The Take-Out
Expecting more from Austin's institutions
By Brandon Watson, Fri., April 22, 2016

In this town where professionalism is seen as capitulation, there are plenty of occasions where I am tempted to use the bully pulpit. But bad (or more precisely not good) service is so pervasive in Austin that it hardly seems noteworthy. It doesn't even seem to have much bearing on the total experience. Two drinks in and you are talking about how hot your server is, not that he forgot to bring you a glass of water.
But sometimes a bad experience is more difficult to shake – as it was today when I was waiting for a drink at a popular counter-service spot (I'll decline to mention it by name if only because public shaming is not exactly the point). I suppose the incident wasn't that dramatic, just a disagreement the owners were having with an employee over some sort of error. It was easy to hear, but not exactly loud. But it was exceedingly unpleasant when standing next to it.
The owners didn't seem to care that their conversation was public or even that it was delaying customers getting their drinks and food. From the level of hostility on display, it seemed as if the employee had just poisoned a guest. I seriously doubt that was the case. As far as anecdotal evidence proves, she has always done her job well. And certainly, my bad customer experience today had nothing to do with her and everything to do with higher-ups who too vehemently believe that they are higher up.
But why shouldn't they? The two owners have a reputation for public bickering and still have people lining up out the door. It would take some far more flamboyant incident to get people to change their minds. And they are by no means shocking exceptions to the local hospitality. There are plenty of other wildly successful local haunts that have found a niche offering neighborhood convenience, meh food, and surly service. We may have nothing to recommend about any of these places, but we keep coming back. Heck, just last week I swore I would never return to today's offending restaurant when one of the employees refused to budge when I said, "Excuse me, can I reach for a straw?"
More often than not, those spots sell coffee. And maybe that's why we give them a pass. Few Americanos are worth traveling across town for. And there is comfort and community in seeing the same faces day in and day out. These are, after all, the hallmarks of the "old Austin" everyone keeps hearing about, that mystical land where everyone smiled on their brother.

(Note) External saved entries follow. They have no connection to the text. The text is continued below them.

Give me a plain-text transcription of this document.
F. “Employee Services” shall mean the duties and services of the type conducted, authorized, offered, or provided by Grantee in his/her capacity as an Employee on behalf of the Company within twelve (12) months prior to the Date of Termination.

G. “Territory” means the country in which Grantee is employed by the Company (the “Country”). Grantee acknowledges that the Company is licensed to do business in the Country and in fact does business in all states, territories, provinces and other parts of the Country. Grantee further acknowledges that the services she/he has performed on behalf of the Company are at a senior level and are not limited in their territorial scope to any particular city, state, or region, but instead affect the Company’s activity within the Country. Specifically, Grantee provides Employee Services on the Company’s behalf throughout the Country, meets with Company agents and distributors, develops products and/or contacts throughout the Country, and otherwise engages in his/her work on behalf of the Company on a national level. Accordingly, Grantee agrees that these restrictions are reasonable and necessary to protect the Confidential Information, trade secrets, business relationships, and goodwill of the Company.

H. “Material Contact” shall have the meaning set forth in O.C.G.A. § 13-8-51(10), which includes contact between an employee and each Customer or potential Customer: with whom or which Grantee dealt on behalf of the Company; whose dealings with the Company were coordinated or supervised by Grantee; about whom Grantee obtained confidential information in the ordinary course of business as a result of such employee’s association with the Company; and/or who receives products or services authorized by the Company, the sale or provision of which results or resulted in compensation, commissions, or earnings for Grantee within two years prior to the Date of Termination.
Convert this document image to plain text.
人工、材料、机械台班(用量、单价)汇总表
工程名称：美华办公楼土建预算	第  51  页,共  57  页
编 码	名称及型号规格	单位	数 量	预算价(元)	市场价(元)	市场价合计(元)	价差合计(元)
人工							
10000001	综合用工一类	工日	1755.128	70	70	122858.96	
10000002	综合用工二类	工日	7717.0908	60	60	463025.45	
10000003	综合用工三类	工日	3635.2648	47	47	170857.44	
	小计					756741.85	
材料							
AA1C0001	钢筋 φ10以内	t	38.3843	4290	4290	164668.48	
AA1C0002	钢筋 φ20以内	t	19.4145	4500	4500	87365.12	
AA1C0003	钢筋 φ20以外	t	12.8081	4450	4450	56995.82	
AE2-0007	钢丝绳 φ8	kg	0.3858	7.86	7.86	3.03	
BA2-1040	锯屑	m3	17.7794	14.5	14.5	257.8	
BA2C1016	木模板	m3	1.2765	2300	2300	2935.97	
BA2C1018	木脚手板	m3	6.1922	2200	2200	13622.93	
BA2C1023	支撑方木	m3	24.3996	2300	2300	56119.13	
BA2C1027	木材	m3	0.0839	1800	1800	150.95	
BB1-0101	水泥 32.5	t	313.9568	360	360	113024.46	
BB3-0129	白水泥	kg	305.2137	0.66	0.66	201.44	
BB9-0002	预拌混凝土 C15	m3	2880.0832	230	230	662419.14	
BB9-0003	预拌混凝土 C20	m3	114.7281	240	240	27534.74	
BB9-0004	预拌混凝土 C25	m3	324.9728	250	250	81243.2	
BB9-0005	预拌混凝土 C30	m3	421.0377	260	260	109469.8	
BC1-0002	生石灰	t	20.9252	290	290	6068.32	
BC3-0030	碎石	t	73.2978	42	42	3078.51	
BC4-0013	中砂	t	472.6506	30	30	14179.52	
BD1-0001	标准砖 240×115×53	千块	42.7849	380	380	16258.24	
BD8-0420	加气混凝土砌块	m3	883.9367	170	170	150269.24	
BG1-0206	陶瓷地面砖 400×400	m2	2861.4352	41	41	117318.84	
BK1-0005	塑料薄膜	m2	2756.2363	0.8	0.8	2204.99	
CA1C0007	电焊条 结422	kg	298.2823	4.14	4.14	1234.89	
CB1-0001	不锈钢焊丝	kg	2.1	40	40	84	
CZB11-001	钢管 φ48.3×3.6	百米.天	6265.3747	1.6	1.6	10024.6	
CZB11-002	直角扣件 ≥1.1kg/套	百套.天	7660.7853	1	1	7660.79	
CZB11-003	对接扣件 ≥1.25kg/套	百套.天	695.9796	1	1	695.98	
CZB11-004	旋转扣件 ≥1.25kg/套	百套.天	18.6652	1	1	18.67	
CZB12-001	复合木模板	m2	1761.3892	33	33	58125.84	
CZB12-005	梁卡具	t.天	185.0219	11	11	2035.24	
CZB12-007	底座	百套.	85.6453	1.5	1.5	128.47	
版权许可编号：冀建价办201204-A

Generally, I agree that the former Austin was friendlier than the harried, congested Austin of now, but – perhaps in response – a new generation of coffee shops and fast-casual eateries (I will name some of those: Figure 8, Seventh Flag, Fleet Coffee) has popped up that has flipped the Austin expectation that your burger should be delivered with a sneer – the generation that often gets maligned as the domain of hipsters and yuppies because they are decorated with succulents instead of with terrible art. Say what you will about those business owners, but they expect more than a blank stare from their employees. And I would be shocked if any of them would discipline their employees center stage.
Why should we expect less from our institutions?